CAN GÜVENLİĞİNDEN ENDİŞE EDİLİYOR
Ağır silahlı askerler eşliğinde büyükelçilikten havaalanına götürülen Glas, ülkenin en büyük şehri olan Guayaquil’deki yüksek güvenlikli bir hapishaneye götürüldü.
Güney Amerika basınına göre avukatı Sonia Garcia, eski başkan yardımcısının tecrit altına alındığını ve bunun Glas’ın güvenliğine yönelik bir tehdide işaret ettiğini açıkladı. Garcia, müvekkilinin La Roca Gözaltı Merkezi’nde 48 saatten fazla bir süre iletişim kuramadığını söyledi.
Yolsuzluktan iki kez hüküm giyen Glas, aralık ayında siyasi sığınma talebinde bulunduğundan beri Kito’daki büyükelçilikte saklanıyordu.

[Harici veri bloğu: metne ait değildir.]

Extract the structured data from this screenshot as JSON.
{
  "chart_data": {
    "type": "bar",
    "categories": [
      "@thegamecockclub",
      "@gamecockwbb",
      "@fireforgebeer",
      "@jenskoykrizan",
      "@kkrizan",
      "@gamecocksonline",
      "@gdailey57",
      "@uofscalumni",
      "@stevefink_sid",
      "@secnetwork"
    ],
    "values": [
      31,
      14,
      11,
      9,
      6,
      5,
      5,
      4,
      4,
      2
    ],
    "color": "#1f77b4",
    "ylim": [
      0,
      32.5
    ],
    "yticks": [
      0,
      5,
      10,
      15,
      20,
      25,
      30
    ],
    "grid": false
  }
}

Bir yandan Ekvador, diğer yandan Kolombiya ve Bolivya, Amerikan Devletleri Örgütü çerçevesinde olağanüstü toplantı talebinde bulundu. Glas, hapisten çıkmak için bir “habeas corpus” dilekçesi, yani tutukluluğunun hukuka uygun olup olmadığına ilişkin bilgi isteyen bir mektup sundu.

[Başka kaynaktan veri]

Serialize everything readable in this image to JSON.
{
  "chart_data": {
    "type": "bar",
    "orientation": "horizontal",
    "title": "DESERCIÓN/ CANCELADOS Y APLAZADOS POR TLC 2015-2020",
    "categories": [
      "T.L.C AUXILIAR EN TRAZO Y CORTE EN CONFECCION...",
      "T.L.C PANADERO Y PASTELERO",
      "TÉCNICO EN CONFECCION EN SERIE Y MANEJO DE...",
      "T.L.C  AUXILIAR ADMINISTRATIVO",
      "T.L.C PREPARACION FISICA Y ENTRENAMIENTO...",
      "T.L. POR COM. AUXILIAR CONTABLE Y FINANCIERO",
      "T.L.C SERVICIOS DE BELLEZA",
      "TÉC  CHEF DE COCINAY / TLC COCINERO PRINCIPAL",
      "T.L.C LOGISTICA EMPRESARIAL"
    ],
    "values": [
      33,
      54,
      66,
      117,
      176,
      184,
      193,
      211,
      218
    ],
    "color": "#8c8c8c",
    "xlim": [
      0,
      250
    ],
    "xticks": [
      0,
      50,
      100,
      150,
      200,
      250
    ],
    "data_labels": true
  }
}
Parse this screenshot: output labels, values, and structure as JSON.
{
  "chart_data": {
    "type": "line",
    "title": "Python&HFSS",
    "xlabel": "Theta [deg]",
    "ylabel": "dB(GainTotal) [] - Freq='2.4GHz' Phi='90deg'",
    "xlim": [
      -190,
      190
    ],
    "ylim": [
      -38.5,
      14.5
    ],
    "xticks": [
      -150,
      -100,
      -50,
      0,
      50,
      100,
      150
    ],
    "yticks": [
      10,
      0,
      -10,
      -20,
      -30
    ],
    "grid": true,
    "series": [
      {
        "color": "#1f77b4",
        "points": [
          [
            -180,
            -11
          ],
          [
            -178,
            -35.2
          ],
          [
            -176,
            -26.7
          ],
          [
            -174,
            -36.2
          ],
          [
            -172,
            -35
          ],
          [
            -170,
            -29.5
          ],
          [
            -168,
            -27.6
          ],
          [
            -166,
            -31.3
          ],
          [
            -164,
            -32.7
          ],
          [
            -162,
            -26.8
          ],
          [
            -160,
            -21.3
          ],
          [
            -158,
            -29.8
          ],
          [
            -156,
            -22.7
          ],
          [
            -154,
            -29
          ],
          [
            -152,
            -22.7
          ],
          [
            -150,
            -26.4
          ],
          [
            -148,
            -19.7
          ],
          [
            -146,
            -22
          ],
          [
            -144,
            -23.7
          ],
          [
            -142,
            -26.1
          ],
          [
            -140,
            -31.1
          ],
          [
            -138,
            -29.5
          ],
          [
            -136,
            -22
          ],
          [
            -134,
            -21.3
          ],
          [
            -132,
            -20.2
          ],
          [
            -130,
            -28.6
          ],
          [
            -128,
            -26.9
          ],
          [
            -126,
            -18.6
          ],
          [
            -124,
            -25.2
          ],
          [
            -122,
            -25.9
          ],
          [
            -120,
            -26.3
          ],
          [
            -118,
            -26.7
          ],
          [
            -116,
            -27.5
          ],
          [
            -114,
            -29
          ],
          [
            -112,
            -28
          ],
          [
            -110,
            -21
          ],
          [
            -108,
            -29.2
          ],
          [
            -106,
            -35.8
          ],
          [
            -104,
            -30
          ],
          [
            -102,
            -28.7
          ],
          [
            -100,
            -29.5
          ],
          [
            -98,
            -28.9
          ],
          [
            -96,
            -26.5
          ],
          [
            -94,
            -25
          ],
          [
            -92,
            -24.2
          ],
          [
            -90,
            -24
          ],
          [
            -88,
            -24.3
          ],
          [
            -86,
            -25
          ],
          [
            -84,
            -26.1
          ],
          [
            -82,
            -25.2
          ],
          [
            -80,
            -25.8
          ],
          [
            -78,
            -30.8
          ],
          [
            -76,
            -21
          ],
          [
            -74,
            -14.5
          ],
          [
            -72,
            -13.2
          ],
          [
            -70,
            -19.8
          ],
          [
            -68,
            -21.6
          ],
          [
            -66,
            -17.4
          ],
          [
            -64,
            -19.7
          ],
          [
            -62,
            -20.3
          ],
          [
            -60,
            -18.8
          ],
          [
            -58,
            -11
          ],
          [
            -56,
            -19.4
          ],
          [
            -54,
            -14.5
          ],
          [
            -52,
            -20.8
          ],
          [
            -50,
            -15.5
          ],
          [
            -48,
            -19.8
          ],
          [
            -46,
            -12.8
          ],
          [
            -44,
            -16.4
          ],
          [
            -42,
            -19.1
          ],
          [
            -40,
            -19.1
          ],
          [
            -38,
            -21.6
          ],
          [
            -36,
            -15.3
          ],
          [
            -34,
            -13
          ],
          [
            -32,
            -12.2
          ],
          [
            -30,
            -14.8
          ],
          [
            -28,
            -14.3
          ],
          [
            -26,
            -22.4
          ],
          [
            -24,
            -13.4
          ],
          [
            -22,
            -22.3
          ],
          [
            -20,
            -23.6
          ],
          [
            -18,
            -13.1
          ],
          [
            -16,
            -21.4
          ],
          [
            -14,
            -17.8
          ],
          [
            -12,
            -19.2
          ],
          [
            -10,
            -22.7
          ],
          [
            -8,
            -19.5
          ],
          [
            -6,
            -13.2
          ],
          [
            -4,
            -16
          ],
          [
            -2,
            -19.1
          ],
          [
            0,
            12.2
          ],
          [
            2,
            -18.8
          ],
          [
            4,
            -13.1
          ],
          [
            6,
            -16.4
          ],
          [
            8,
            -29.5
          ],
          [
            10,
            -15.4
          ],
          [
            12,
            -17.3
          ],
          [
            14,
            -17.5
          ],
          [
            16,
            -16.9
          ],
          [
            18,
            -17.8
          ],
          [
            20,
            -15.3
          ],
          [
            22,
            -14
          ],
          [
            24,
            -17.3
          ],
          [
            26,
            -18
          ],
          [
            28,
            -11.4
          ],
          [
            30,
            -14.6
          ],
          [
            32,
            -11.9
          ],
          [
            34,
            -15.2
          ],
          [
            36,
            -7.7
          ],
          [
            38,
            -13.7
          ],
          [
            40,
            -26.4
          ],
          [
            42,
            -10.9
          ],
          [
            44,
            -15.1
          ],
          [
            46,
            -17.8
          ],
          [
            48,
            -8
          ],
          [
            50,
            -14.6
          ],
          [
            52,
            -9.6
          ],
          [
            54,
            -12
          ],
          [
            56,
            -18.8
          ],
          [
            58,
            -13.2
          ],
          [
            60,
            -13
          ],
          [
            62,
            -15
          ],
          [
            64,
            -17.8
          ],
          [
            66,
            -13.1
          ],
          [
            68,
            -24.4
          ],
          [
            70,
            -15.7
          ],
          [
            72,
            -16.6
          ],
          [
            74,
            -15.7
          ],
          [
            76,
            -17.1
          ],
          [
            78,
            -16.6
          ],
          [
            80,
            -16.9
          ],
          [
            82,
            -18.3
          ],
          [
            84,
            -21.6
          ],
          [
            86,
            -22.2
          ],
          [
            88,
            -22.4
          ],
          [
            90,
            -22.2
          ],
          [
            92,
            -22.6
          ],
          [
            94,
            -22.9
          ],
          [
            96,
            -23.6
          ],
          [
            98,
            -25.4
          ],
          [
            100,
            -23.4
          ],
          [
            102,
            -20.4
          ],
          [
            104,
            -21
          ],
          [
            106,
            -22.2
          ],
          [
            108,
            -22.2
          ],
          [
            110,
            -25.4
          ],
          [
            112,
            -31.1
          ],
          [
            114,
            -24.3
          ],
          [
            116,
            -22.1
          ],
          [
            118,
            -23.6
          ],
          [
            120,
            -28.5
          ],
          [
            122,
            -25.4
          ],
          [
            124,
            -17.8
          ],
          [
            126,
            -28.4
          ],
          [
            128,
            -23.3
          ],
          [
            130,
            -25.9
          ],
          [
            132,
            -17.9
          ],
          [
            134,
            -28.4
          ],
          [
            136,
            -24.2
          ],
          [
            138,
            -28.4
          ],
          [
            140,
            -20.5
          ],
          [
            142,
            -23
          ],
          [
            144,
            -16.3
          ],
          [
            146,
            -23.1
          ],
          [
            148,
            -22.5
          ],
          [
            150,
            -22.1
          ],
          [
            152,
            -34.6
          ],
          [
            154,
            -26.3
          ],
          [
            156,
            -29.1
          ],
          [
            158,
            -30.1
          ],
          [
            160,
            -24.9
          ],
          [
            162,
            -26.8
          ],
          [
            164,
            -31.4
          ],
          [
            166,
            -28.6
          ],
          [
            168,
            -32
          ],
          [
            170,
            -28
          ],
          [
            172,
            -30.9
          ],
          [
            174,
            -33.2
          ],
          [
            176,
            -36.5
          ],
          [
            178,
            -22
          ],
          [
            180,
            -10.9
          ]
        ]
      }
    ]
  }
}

CEZAEVİNDE ÖLDÜRÜLMESİNDEN KORKUYORLAR
Glas’ın avukatları, müvekkilinin öldürülmesinden korkuyor.
Avukat Garcia, geçen yıl suikaste uğrayan cumhurbaşkanı adayı Fernando Villavicencio’nun failleri olduğu iddia edilen kişilerin Ekvador’daki cezaevlerinde öldüğünü hatırlattı.
Glas’ın gözaltına alınması olayını “kaçırılma” olarak tanımlayan avukatları, hayatının tehlikede olduğunu belirterek, tüm yaşananlardan Ekvador Devlet Başkanı Noboa’yı sorumlu tutuyor.
Avukarı ayrıca Glas’ın, fiziksel bütünlüğüne karşı acımasız bir saldırının hedefi olduğunu öne sürdü ve “Uluslararası toplumu uyarmalıyız çünkü Jorge Glas tehlikede” dedi.
Yerel basına göre davanın aciliyetine dikkat çeken avukatlar, Ekvador cezaevi sisteminde katliamlar ve yargısız infazlarla karakterize edilen şiddet ve isyan tarihini dikkate alıyor. Bu bağlamda Garcia, müvekkilinin maruz kaldığı “savunmasızlığı” vurguluyor.
“POLİSLER YETE YATIRIP DÖVDÜ”
Garcia, tutuklanma sırasında Glas’ın dövüldüğünü açıkladı ve şu detayları anlattı: “Polis memurları odasına girmiş, onu yere yatırmış, bağlamış ve sırtına, bacaklarına ve başına vurmuşlardır. Ayrıca elleri de ezilmiştir.”
Güney Amerika basınındaki en güncel bilgiye göre Jorge Glas, sağlığının bozulması üzerine Guayaquil’deki askeri hastaneye nakledildi.
Savunma ekibi de ulusal ve uluslararası topluma yaptığı açıklamada, Glas’ın maruz kaldığı insan hakları ihlallerini kınadı.
Ayrıca br kez daha Glass’ın şiddet kullanılarak ve yasadışı bir şekilde uzaklaştırıldığı için hayatının tehlikede olduğunu bir kez daha tekrarladı.
Avukatlar, temyizin işe yarayacağına dair umutları olmadığını, ancak uluslararası düzeyde tüm ulusal yolların tüketildiğini göstermek için sunulması gerektiğini söylüyor.